Le Regard Libre N° 30 – Sébastien Oreiller
Chapitre II : Arrivée du fils
Il y avait quelques retouches à faire. A peine. Elle passait ses mains sur le tissu souple, les hanches et les côtes, d’un œil expert, pensait-elle. Comme s’il ne remarquait rien. Elle tremblait. C’était les habits de son fils, celui qui allait bientôt arriver. Longues bottes noires, pantalons d’équitation et large chemise. Autour du cou, une cravate, assez ample, presque un foulard. Ils faisaient quasiment la même taille ; à peine était-il un peu plus petit et fin. Elle allait les reprendre. Elle en avait assez de ces habits de jardin, vieux haillons de grosse toile. Lui aussi se trouvait beau dans le miroir, presque trop bronzé dans ces habits qui sentaient l’homme, l’homme riche surtout, celui qui ne se refuse rien.
Il pouvait les garder, mais ici seulement. Les prendre au village, c’était hors de question. Pourquoi pas en fait. Non, on l’aurait vu, on aurait compris, on n’aurait peut-être rien dit, mais les autres femmes l’auraient trouvé beau, elles aussi. Non, il ne valait mieux pas. Et son fils ? Il serait jaloux, bien sûr, mais qu’importe. Ces habits, il ne les mettait plus ; c’était pour ça qu’il les avait laissés là. Il grimaça.
En rentrant chez lui, il vit que la vigne était devenue verte, d’un vert vif, presque fluorescent. C’était l’époque la plus chaude de l’année, et la plus agréable, du moins pour ceux qui ne travaillaient pas. Même les raisins étaient verts, s’abreuvaient de soleil, petits serpents glaciaux entre les murets brûlants. Il s’épanouissait dans sa force, sèche et chaude, comme l’air qui montait de la plaine pour former des orages, ombres courant contre les versants, comme lui ne sachant où s’enfuir pour éclater. Il s’assit sur un muret au-dessus de la route, les pieds dans la terre odorante de vie, comme un cep à la sève montante, et il s’alluma un petit cigare. Elle lui en avait fait cadeau. Autrefois, c’était à peine s’il avait fumé la pipe, un mauvais tabac qu’il économisait en le mélangeant aux herbes. Celui-là était meilleur, comme tout ce qui venait de loin. Entre les volutes de fumée, il discernait la plaine, et jouissait comme en rêve de ce qu’il était devenu, la peau sale et en guenilles. Sous lui, ils passèrent dans une petite Ford sans toit. Cela le fit bien rire. Il jeta le cigare sur la route et partit.

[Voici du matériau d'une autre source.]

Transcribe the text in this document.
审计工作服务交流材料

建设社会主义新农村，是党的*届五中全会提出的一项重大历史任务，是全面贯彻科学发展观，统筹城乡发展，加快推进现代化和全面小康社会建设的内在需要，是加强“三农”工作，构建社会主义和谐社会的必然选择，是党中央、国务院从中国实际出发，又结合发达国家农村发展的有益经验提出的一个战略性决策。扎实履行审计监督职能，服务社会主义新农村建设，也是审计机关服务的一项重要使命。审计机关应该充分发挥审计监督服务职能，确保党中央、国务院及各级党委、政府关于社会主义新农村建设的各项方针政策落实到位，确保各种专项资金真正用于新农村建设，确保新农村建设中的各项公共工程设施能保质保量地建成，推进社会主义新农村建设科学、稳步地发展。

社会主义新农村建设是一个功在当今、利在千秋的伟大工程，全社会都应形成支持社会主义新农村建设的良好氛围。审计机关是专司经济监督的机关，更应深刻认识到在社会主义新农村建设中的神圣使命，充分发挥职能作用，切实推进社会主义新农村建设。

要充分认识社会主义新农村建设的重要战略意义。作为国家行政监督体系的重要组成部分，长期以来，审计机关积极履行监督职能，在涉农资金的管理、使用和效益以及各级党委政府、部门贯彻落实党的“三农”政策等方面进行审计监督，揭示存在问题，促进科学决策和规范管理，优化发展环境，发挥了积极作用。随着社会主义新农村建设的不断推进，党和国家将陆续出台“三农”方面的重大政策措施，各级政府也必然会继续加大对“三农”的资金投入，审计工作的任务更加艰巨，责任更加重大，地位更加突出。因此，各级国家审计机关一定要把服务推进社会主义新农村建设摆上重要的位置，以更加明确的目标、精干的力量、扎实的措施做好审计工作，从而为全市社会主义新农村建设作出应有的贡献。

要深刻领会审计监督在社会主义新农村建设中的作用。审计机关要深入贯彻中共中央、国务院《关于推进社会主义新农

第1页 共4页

La mère lui demanda de s’occuper de la petite ; elle voulait se reposer un peu, c’était difficile en ce moment. Il prit la petite sous les bras et la posa sur ses épaules. Il l’entendit rire, là-haut, juste parce qu’elle jouait avec son grand frère, et qu’elle l’aimait. Il se demanda pourquoi il ne riait plus lui aussi de cette manière-là. Comme avant dans les vignes, presque un rire de méchanceté. Et pourtant le rire de la fillette, ce plus beau rire, qu’il devait être insipide, sans larmes ni sang. Il ne connaîtrait plus jamais cette joie d’être faible et de s’en moquer, juste parce qu’on ne peut rien y faire, et qu’on en profite. Et comme toujours, il se mit à détester ce qu’il ne pouvait pas avoir. Un rire d’imbécile, d’imbécile heureux. Lui ne dépendait de personne, pensa-t-il en posant la gamine à terre, presqu’en la jetant, tandis qu’il essayait d’oublier qu’à présent, c’étaient les autres qui dépendaient de lui. Son odeur, celle de ses petits baisers pleins d’amour, lui collait à la peau. Il partit se laver.